Kells’s eyes were shining and there was sweat on his neck. “They’re going to come looking for him,” he said. “We’ll finish this here.”

He was pulling off his gloves. He unzipped Rebecca’s coat and she let him. She was wearing Polk’s old gun belt, notched tight, the excess strap tucked into her waistband. Kells pulled the Beretta out of her holster and stuffed it into the back of his pants. Then he took the shotgun from her. He emptied the rounds, dropping them into his pocket.

“Pull off your gloves,” he said.

“Why?”

“Pull off your gloves.”

She stepped back, one pace closer to the taxidermist’s house. “What are you doing?”

“I can’t take all three by myself. Not without firing.”

“Without... firing?”

“We’re too close to the center of town. The noise would carry. We’d be overrun in minutes.”

“But you said, ‘take all three’?”

“You’re coming with me to the garage. I can’t do this alone.”

“Why take a gun?”

“You can hold it on them. They won’t know you can’t shoot. Now pull off your gloves.”

“I’ll go,” offered Tom Duggan.

“No,” said Kells. “You wait here. Neither one of us will make it back without you.”

She was sick but the symptoms would not manifest themselves. “Don’t make me do this,” she said.

He was holding the shotgun out to her. He had that purposeful look in his face again, the killer standing in front of her.

“Think about Fern,” he said. “Remember what they did to her.”

Rebecca stopped protesting and Kells pulled off her gloves. He put the shotgun into her cold hands.

Kells started across to the corner of the back wall. With a glance back at Tom Duggan, Rebecca followed.

She was on the threshold of nausea, tipsy with violence and fear. The oppressive cold settled in her head, making her mind heavy. Something washed through Rebecca, a chill separate from the outside air, a bracing mania she had never before known. Her grip tightened on the slide handle of the unloaded weapon.

Attached to the corner of the wall was a small box bearing the old Ma Bell symbol. Kells opened it and plucked out the wires.

They carefully retraced the dead man’s footprints to the front. Kells peered around the corner, then started ahead. For a brief moment the IRVING light bathed them from above, and a shiver like a silent scream ripped through her body.
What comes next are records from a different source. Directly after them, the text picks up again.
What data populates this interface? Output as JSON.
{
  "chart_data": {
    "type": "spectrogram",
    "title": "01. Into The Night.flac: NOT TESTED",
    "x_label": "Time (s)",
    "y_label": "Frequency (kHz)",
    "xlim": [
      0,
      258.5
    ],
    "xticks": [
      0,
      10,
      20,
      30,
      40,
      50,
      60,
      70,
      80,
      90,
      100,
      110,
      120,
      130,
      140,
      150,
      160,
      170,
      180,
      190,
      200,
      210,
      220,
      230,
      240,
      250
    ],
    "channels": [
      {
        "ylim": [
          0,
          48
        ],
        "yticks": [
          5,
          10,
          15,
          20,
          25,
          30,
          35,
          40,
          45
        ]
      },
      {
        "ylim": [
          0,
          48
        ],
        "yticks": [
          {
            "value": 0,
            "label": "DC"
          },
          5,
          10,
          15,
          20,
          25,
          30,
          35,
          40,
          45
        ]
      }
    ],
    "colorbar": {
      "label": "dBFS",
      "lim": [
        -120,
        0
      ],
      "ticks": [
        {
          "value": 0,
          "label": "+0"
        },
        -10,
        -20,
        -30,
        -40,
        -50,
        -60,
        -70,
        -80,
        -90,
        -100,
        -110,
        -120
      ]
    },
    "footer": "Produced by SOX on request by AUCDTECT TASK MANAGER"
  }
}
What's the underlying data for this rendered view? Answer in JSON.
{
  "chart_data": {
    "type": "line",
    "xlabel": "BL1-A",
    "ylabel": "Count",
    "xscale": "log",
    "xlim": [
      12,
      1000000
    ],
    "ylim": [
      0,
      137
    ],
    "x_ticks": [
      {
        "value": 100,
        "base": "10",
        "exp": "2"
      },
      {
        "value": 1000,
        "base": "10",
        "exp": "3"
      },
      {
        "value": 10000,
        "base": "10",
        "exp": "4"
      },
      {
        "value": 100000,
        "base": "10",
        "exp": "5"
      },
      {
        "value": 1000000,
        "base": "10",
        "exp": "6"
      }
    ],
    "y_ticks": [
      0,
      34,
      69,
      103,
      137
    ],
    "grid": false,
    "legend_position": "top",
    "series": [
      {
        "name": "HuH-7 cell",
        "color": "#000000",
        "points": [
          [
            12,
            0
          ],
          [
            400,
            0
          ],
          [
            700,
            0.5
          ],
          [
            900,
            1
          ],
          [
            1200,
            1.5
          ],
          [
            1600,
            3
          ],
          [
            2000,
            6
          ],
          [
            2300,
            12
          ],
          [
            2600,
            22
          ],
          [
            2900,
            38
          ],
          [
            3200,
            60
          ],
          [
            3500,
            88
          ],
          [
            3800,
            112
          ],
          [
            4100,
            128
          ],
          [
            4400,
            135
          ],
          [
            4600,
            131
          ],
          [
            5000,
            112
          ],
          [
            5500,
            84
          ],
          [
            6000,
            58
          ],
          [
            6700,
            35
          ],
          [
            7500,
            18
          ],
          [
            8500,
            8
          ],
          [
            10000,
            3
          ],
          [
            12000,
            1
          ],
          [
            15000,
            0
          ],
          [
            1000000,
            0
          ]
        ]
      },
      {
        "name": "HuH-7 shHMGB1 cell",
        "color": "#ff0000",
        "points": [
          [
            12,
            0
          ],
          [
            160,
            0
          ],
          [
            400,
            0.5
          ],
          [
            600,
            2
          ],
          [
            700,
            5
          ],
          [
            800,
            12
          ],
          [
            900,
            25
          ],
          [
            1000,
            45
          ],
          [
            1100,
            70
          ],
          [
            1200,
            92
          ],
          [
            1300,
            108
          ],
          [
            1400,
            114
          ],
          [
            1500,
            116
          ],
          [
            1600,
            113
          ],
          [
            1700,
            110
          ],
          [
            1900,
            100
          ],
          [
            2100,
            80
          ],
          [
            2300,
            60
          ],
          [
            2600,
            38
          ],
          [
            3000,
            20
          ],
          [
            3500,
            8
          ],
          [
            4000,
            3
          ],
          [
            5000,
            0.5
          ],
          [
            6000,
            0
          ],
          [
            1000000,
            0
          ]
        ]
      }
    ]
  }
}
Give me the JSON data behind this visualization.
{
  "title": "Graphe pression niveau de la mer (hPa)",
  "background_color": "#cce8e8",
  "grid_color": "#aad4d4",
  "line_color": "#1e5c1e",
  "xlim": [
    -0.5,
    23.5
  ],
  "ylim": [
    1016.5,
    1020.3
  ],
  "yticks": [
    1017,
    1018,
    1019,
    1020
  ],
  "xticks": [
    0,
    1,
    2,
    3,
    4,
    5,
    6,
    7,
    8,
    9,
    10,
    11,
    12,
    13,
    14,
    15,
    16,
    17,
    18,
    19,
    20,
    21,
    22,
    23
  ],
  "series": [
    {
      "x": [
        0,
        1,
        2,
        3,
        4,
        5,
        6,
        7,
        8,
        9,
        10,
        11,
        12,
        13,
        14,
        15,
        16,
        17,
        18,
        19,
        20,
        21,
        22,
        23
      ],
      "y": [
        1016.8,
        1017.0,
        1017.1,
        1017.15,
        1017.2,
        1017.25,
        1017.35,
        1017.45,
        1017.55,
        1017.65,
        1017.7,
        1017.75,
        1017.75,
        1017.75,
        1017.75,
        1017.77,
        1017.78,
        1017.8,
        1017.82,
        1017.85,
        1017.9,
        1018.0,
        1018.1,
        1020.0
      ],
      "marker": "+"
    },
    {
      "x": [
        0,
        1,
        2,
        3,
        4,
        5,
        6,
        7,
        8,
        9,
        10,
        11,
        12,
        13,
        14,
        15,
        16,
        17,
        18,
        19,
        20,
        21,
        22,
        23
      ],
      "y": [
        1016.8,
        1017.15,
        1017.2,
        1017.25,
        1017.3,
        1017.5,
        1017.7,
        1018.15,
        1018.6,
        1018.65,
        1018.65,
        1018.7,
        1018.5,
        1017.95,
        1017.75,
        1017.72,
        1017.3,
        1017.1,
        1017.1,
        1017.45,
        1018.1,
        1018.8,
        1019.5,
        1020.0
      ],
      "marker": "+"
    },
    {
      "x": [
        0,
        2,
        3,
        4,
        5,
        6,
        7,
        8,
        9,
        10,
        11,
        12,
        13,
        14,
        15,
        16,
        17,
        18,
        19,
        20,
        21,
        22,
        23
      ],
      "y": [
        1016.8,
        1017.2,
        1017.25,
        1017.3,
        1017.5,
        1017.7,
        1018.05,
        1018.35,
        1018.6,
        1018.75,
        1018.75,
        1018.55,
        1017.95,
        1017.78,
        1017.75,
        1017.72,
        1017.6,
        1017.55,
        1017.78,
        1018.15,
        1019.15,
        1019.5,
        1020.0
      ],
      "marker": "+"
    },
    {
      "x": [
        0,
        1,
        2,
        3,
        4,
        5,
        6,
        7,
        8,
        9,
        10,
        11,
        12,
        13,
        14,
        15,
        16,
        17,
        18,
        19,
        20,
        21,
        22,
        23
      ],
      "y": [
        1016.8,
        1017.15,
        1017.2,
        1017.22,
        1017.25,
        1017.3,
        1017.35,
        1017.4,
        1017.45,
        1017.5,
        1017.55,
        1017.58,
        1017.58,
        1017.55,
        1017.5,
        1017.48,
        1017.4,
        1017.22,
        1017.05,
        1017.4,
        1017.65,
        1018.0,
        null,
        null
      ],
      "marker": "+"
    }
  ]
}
The bay door was slanted, half raised, as though jammed. They ducked inside and moved low, aware of a closed office door to their left. There was an old Volkswagen Rabbit, its dark green hood open, a greasy rag hanging off the engine. They squatted behind the driver’s door and peered through the car’s windows to the office.

Rebecca saw vague shadows moving against the glass. They were heads lit mildly by an orange glow.

Kells dropped back down, eyeing their surroundings. He was breathing deeply again, trancelike. A knife was in his right hand.

She was numb from the cold and could barely move. She felt dazed.

A noise from the office and Kells looked through the car windows again, then ducked back quick.

The door opened. Two pairs of boots hit the oil-stained floor and the door clicked shut and the boots sounded like they were coming right toward them. Rebecca gripped the shotgun to keep it from rattling in her hands and giving them away.